Increasing focus on carbon emissions and with the International Maritime Organization’s global sulfur cap set to kick in from 2020, shipowners are eyeing LNG dual fueled engines for newbuilds to stay flexible in an uncertain price environment, sources said at an industry event Thursday.

The looming 0.5% sulfur cap is the biggest issue for shipping right now because it covers the high seas too, Michihiko Nakano, general manager bunker business office, Mitsui O.S.K. Lines, said at the Gas Asia Summit & Exhibition, held as part of the Singapore International Energy Week.

The rule would affect more than 70,000 ships and required the industry to act swiftly, he said.

Several options exist to comply with this rule. This includes distillates, low sulfur fuels, scrubbers with HSFO, and other alternatives, mainly LNG.

“Improving logistics, development of engineering, rule making, and environmental consciousness make LNG a promising option as a marine fuel,” Nakano said. “We are ready to go into LNG fuel and LNG bunkering together with good partners.”

MOL is already undertaking several projects in this direction. In May, the company also said it was planning to build its first LNG-fueled tug boat, with deployment scheduled for April 2019.

“Besides sulfur restrictions, we can expect more environmental regulations in future. So, whatever fuel choice you make today has to be future proof,” said Deputy Director (Port Services) at the Maritime and Port Authority of Singapore Alan Lim.

According to a report released by the International Council on Clean Transportation this month, bunker fuel consumption rose from 291 million mt in 2013 to 298 million mt in 2015. CO2 emissions from global shipping — oceangoing vessels, domestic ships, and fishing vessels — increased from 910 million mt to 932 million mt over the same period, in line with marine fuel consumption, the data showed.

The EU MRV regulation, which requires any ship of over 5,000 gross tonnage calling at an EU port to record its CO2 emissions for the entire voyage, saw its first deadline on August 31, when such ships were required to submit a monitoring plan to a verifier for approval.

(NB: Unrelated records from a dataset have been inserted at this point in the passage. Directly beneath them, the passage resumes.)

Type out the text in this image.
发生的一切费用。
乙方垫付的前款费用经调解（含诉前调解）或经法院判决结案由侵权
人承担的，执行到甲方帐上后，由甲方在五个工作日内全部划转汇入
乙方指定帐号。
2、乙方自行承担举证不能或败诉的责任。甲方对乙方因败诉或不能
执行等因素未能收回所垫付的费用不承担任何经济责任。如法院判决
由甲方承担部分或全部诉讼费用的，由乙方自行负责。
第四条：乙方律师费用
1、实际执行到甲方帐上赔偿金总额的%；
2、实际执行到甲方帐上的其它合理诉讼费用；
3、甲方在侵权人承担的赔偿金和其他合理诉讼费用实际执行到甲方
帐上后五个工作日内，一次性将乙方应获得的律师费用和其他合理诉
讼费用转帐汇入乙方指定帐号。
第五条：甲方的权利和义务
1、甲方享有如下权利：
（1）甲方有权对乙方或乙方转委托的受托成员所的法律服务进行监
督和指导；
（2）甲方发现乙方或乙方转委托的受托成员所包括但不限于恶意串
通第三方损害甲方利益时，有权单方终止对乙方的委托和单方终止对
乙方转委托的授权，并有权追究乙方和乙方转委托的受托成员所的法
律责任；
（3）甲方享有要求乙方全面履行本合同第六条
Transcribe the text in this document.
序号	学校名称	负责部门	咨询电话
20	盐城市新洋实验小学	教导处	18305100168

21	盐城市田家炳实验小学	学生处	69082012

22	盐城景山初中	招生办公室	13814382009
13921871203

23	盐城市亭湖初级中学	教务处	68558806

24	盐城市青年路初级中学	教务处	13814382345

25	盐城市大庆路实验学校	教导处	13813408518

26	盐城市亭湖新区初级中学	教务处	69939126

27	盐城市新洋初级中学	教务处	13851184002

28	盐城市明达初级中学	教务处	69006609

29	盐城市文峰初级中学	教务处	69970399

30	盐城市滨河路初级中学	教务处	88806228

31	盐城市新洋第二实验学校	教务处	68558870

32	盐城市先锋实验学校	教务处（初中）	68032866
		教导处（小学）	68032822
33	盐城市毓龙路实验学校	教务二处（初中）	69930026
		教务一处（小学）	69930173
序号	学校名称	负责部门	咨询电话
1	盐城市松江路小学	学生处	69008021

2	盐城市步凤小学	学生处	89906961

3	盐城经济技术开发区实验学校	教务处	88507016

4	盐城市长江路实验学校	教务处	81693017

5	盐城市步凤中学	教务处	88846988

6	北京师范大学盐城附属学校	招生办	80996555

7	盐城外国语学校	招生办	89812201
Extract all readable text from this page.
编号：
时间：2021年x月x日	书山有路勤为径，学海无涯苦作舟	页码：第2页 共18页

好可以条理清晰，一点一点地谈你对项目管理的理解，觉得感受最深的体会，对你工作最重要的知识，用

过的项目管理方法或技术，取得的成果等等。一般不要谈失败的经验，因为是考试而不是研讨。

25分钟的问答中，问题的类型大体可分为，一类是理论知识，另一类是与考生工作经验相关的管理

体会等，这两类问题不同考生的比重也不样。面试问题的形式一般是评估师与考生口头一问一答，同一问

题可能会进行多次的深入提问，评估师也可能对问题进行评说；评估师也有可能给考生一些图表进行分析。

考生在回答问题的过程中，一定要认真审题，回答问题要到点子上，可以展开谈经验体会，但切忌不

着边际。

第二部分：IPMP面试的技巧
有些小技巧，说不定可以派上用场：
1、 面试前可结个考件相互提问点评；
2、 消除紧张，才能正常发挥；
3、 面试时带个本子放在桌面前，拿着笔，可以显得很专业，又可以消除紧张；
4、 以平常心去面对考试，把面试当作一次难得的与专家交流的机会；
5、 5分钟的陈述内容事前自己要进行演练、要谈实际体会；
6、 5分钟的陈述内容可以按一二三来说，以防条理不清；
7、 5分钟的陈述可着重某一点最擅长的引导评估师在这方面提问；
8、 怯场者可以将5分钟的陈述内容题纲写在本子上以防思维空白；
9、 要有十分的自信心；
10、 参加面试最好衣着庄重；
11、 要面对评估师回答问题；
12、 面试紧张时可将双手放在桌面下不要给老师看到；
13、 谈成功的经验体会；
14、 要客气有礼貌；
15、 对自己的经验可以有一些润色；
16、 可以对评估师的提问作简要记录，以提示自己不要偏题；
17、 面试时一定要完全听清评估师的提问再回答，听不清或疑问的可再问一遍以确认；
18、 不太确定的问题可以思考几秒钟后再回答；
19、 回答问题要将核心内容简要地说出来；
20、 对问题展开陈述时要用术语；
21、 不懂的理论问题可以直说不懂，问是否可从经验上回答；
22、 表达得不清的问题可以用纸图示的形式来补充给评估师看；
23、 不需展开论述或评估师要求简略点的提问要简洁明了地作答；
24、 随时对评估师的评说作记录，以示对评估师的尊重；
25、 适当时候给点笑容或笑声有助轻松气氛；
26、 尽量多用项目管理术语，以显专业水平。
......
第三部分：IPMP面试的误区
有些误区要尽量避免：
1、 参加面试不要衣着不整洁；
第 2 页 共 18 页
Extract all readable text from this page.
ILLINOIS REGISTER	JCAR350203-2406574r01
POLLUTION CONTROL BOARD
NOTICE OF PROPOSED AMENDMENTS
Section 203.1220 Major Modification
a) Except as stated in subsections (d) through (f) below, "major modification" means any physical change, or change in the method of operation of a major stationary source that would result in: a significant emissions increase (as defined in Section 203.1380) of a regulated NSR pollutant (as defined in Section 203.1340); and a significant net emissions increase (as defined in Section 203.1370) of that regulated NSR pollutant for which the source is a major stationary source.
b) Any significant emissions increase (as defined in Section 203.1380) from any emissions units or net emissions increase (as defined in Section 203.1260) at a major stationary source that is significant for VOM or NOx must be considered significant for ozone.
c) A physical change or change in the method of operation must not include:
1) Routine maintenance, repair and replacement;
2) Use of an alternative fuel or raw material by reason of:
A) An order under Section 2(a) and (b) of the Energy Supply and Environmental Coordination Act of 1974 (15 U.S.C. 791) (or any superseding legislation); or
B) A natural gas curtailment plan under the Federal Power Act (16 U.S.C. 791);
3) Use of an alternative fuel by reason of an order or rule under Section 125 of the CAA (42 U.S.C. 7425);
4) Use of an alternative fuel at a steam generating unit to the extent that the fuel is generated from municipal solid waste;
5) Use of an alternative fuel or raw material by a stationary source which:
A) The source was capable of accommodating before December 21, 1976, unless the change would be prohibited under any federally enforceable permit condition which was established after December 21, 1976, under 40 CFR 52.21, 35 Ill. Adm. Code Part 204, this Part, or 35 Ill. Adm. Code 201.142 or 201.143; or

The second deadline is January 2018, from when shipping companies must record fuel consumption, carbon emissions and other relevant information for each ship on a per voyage and annual basis according to an approved monitoring plan.

The IMO, along with various countries, industry and non-governmental organization representatives, is also discussing a comprehensive GHG strategy for ships, which could include a cap on emissions. LNG not only curbs NOx, SOx pollution but also carbon emissions.


“We need to help the members to kick-start the industry,” Walter P. Purio, CEO, LNG Marine Fuel Institute, said. In this regard, Pilbara Port Authority, Woodside, BHP, Mitsubishi, GE and MOL were already doing their bit, he added.

Singapore has been at the helm of LNG bunkering initiatives, spearheading the creation of a network of LNG ready ports that includes 11 globally now. “From early 2018 onwards, LNG-fueled harbor craft vessels built under MPA co-funding program will be delivered in Singapore,” MPA’s Lim said.

“Safety remains a priority in LNG bunkering and we will not take any chances on safety,” he added.

In April, Singapore launched its first technical reference — TR56 — for LNG bunkering. TR56 aims to provide a safe and efficient framework for LNG bunkering operations in Singapore. It has three parts: requirements for custody transfer, procedures and safety distances, and competency requirements for personnel.

Price remains another compelling consideration for shipowners to choose LNG over other options, sources said.

“If we just replace conventional engines with LNG-fueled engines, there is environmental compliance but very little return on the additional capex required for LNG propulsion. To justify this additional capex or return on investment, hybrid propulsion is the way forward,” said Sanjay Verma, director business development LNG-Asia, at Wartsila.

Presenting a case study on a 75 tonne LNG hybrid bollard pull tug, he added that the fuel savings could be as much as 25%.

“If you install less power, reduce running hours of engines, you automatically get a benefit in terms of opex and additional environmental benefits compared to just LNG powering,” he said, adding that the global market for hybrid propulsion was expected to grow fast.